Guessing your monitor has an IPS panel?
Persistent ghosting is always a factor on IPS displays, although your example looks a little pronounced than most. I have a Thinkpad with an IPS display and its ghosting is atrocious with specific color combinations: Dark greens and vibrant purples, if left static on the screen for a while. It should not be permanent, and causes no harm other than irritating you. I can get my screen to show slowly fading remnants of an image for upwards of 3 or 4 minutes, if I try hard enough. It gets more pronounced when the panel is hot.
I suspect this game happened to find the sweet (or sour) spot in the combination of foreground and background in the color gamut where image persistence is most noticeable on your particular panel. It should go away on its own after a few minutes, especially if you display something constantly changing with a wide luminosity variance (like a video) in that spot.
Since you can change the color of your car in the game and the car is burned it it would be probably best to change it to a color thst burned in less.

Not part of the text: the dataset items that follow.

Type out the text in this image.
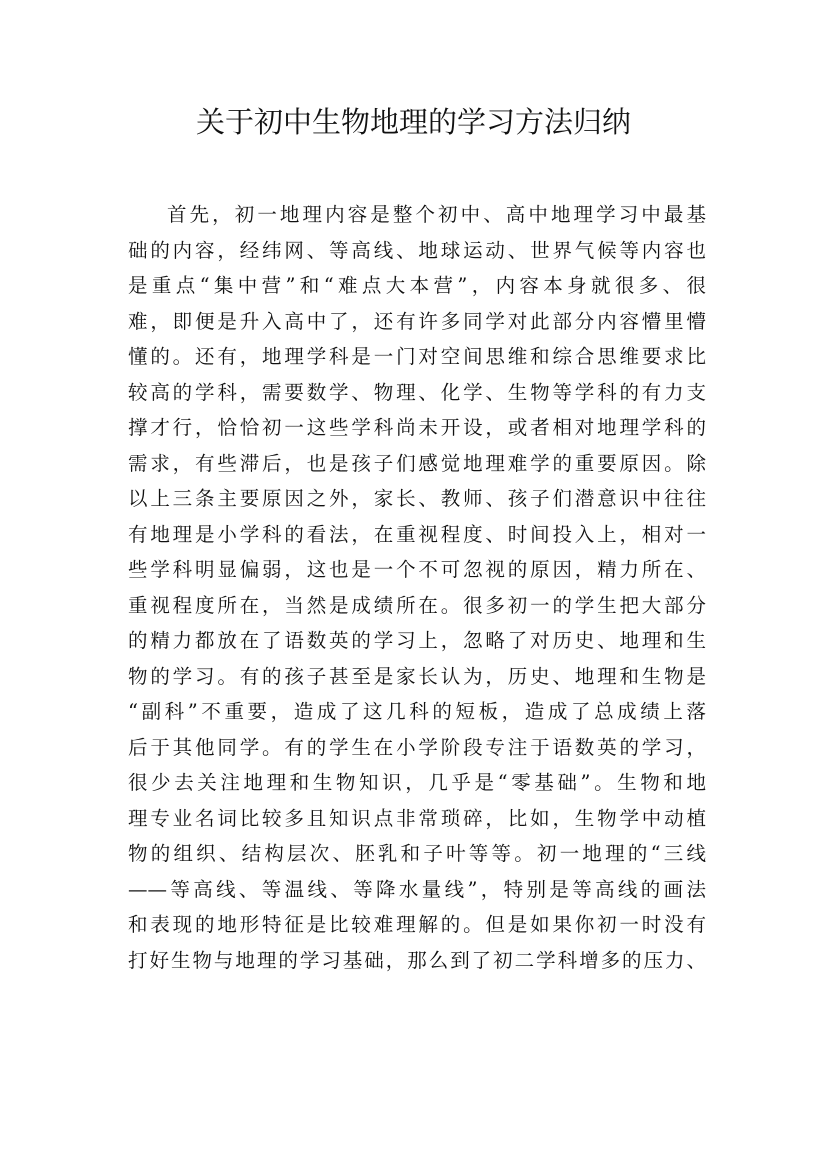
关于初中生物地理的学习方法归纳
首先，初一地理内容是整个初中、高中地理学习中最基
础的内容，经纬网、等高线、地球运动、世界气候等内容也
是重点“集中营”和“难点大本营”，内容本身就很多、很
难，即便是升入高中了，还有许多同学对此部分内容懵里懵
懂的。还有，地理学科是一门对空间思维和综合思维要求比
较高的学科，需要数学、物理、化学、生物等学科的有力支
撑才行，恰恰初一这些学科尚未开设，或者相对地理学科的
需求，有些滞后，也是孩子们感觉地理难学的重要原因。除
以上三条主要原因之外，家长、教师、孩子们潜意识中往往
有地理是小学科的看法，在重视程度、时间投入上，相对一
些学科明显偏弱，这也是一个不可忽视的原因，精力所在、
重视程度所在，当然是成绩所在。很多初一的学生把大部分
的精力都放在了语数英的学习上，忽略了对历史、地理和生
物的学习。有的孩子甚至是家长认为，历史、地理和生物是
“副科”不重要，造成了这几科的短板，造成了总成绩上落
后于其他同学。有的学生在小学阶段专注于语数英的学习，
很少去关注地理和生物知识，几乎是“零基础”。生物和地
理专业名词比较多且知识点非常琐碎，比如，生物学中动植
物的组织、结构层次、胚乳和子叶等等。初一地理的“三线
——等高线、等温线、等降水量线”，特别是等高线的画法
和表现的地形特征是比较难理解的。但是如果你初一时没有
打好生物与地理的学习基础，那么到了初二学科增多的压力、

I’ve been using a black vehicle. Maybe I should switch to a lighter color. Maybe this is punishment for showing off ¯\_ (ツ) _/¯
Yep, it’s an IPS monitor. I think your comment is right on the money. I noticed it starting to fade shortly after I posted. I’m just surprised how quickly it happened. I’ve had UI elements static on screen for hours with nothing noticeable. I suspect it has to do with the way the vehicles “vibrate” in this game. The constant switching on and off of that part of the display could have made it happen faster.
I have IPS panels on my PC and it got into a shitty sleep/wake loop when I was away (I fucking blame discord!) and as it was going to sleep it had some distorted pixels right in the middle of the screen that persisted across reboot. I thought I had fried my GOU somehow; good to know IPS panels can behave this way
I had this issue once and now I always turn off my monitor when I’m done instead of trusting my computer to sleep properly.